If there are images on your site that aren't content in themselves (such as navigational links and headers), then you should be using a CSS Image replacement technique. This allows to you do something like this:

<a id="graphics_cards" href="graphics-card.aspx">Our Graphics Cards</a>

/* css */
#graphics_cards{
 display: block;
 text-indent: -5000px;
 background: url(graphics.gif);
 height: 25px;
 width: 25px;
}

This technique can (and should!) be applied to headers too, if you're using images there.

4. If you must use flash, put some text in too

Using something like SWFObject allows you to embed a flash movie, but also include a HTML equivalent that will be indexed by search engines, and viewable by users with flash or javascript disabled.

6. Ensure content is accessible via hyperlink (watch out for AJAX!)

Sounds simple, but if you're using any sort of form submission (such as a drop down box) or ajax-style scripts to navigate to content on your site, then your content is not going to be indexed unless you take a few further steps.

a) Ensure the content can be accessed directly from a distinct URL too (ideally in conjunction with url rewriting - see point #7).
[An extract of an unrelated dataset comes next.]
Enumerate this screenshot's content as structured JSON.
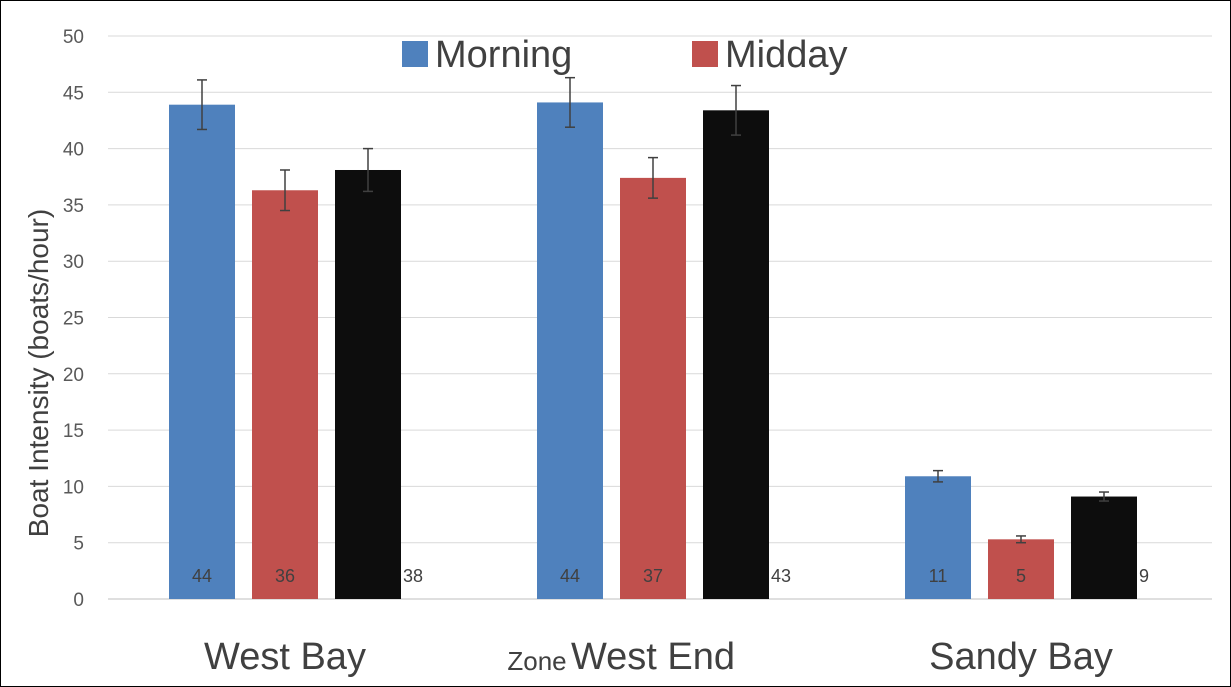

If you've got a drop down box listing frequently asked questions, when an item is selected, redirect the user to a unique url for that FAQ entry, rather than just post-ing back and adjusting the content of the page.
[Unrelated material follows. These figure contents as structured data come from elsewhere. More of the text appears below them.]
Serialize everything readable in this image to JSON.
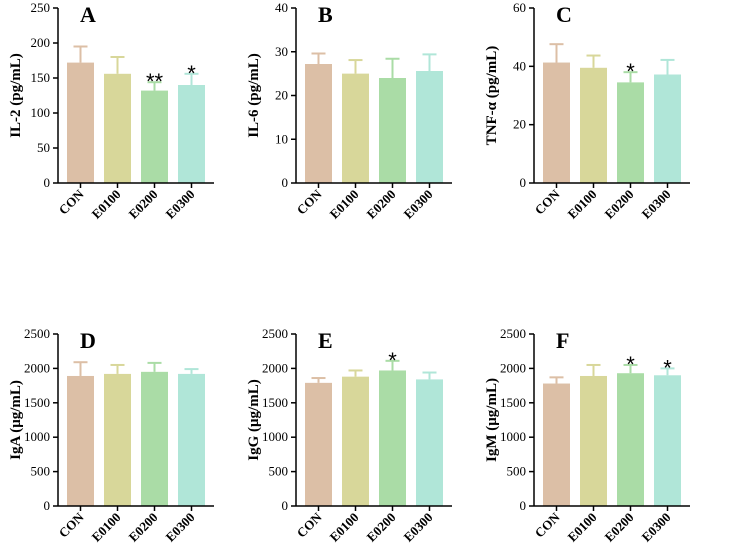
{
  "colors": [
    "#dcbfa6",
    "#d8d79a",
    "#aadca6",
    "#b0e6d8"
  ],
  "chart_data": [
    {
      "type": "bar",
      "panel": "A",
      "ylabel": "IL-2 (pg/mL)",
      "ylim": [
        0,
        250
      ],
      "yticks": [
        0,
        50,
        100,
        150,
        200,
        250
      ],
      "categories": [
        "CON",
        "E0100",
        "E0200",
        "E0300"
      ],
      "values": [
        172,
        156,
        132,
        140
      ],
      "errors": [
        23,
        24,
        12,
        16
      ],
      "significance": [
        "",
        "",
        "**",
        "*"
      ]
    },
    {
      "type": "bar",
      "panel": "B",
      "ylabel": "IL-6 (pg/mL)",
      "ylim": [
        0,
        40
      ],
      "yticks": [
        0,
        10,
        20,
        30,
        40
      ],
      "categories": [
        "CON",
        "E0100",
        "E0200",
        "E0300"
      ],
      "values": [
        27.2,
        25,
        24,
        25.6
      ],
      "errors": [
        2.4,
        3.1,
        4.4,
        3.8
      ],
      "significance": [
        "",
        "",
        "",
        ""
      ]
    },
    {
      "type": "bar",
      "panel": "C",
      "ylabel": "TNF-α (pg/mL)",
      "ylim": [
        0,
        60
      ],
      "yticks": [
        0,
        20,
        40,
        60
      ],
      "categories": [
        "CON",
        "E0100",
        "E0200",
        "E0300"
      ],
      "values": [
        41.3,
        39.5,
        34.5,
        37.2
      ],
      "errors": [
        6.3,
        4.2,
        3.5,
        5
      ],
      "significance": [
        "",
        "",
        "*",
        ""
      ]
    },
    {
      "type": "bar",
      "panel": "D",
      "ylabel": "IgA (μg/mL)",
      "ylim": [
        0,
        2500
      ],
      "yticks": [
        0,
        500,
        1000,
        1500,
        2000,
        2500
      ],
      "categories": [
        "CON",
        "E0100",
        "E0200",
        "E0300"
      ],
      "values": [
        1890,
        1920,
        1950,
        1920
      ],
      "errors": [
        200,
        130,
        130,
        70
      ],
      "significance": [
        "",
        "",
        "",
        ""
      ]
    },
    {
      "type": "bar",
      "panel": "E",
      "ylabel": "IgG (μg/mL)",
      "ylim": [
        0,
        2500
      ],
      "yticks": [
        0,
        500,
        1000,
        1500,
        2000,
        2500
      ],
      "categories": [
        "CON",
        "E0100",
        "E0200",
        "E0300"
      ],
      "values": [
        1790,
        1880,
        1970,
        1840
      ],
      "errors": [
        70,
        90,
        140,
        100
      ],
      "significance": [
        "",
        "",
        "*",
        ""
      ]
    },
    {
      "type": "bar",
      "panel": "F",
      "ylabel": "IgM (μg/mL)",
      "ylim": [
        0,
        2500
      ],
      "yticks": [
        0,
        500,
        1000,
        1500,
        2000,
        2500
      ],
      "categories": [
        "CON",
        "E0100",
        "E0200",
        "E0300"
      ],
      "values": [
        1780,
        1890,
        1930,
        1900
      ],
      "errors": [
        90,
        160,
        120,
        100
      ],
      "significance": [
        "",
        "",
        "*",
        "*"
      ]
    }
  ]
}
b) Ensure you've actually got links pointing to these distinct URLs (whether within elsewhere on the site, or externally). You could also use a Google SiteMap so that at the very least the search engine knows those pages exist. 

5. Page descriptions

These are often displayed in search engines if the keywords have matched a page title rather than its content - so they're worth including even for this - and they still seem to be used for picking up relevant keywords too. Once again, the same points apply as in #1 - don't just re-use the same standard page description across the entire site.

7. Deep linking

This is harking back to point #2. If you publish articles, press releases, or the like on your site, and it mentions a product, or another article on the site, then make sure it links to it! This increases the number of contextually relevant links and possible keywords that a search engine might associate your pages with, even if these links are just internal.

8. Use URL rewriting

There are loads of URL rewriting techniques out there. Sensible use of URLs increase the usability of your site, and also allows the search engines to pick up on keywords in your URL too. In order of improvement:

http://www.mycompany.com/page.aspx?id=29&page=ingredients (worst case)
http://www.mycompany.com/product-information.aspx?id=29&page=ingredients (at least give the page a meaningful name!)
http://www.mycompany.com/product-information/29/ingredients/ (search engines still don't like query strings all that much)
http://www.mycompany.com/products/chips/french-fries/ingredients/

The final example is logical, "hackable" (the user can guess that /products/chips/ will take them back to a sensible page), and keyword rich. Note that the URL of this blog entry follows these lines too!

9. Unknowns...

Things I'm not 100% sure about.

- Keywords meta tag. I've deliberately not mentioned this here, as I've seen no sign that these are being used any more.
- Order of content on the page. I always try to ensure that the main body of the content appears as high up the page as possible. This has accessibility benefits (so a screen reader doesn't read the same set of navigation at the start every time a page loads), but I'm not sure how much weight a search engine places on this order, or how large the page has to be for this to make a difference.

I'd be interested to hear if anyone has suggestions of other must-do's that I've missed.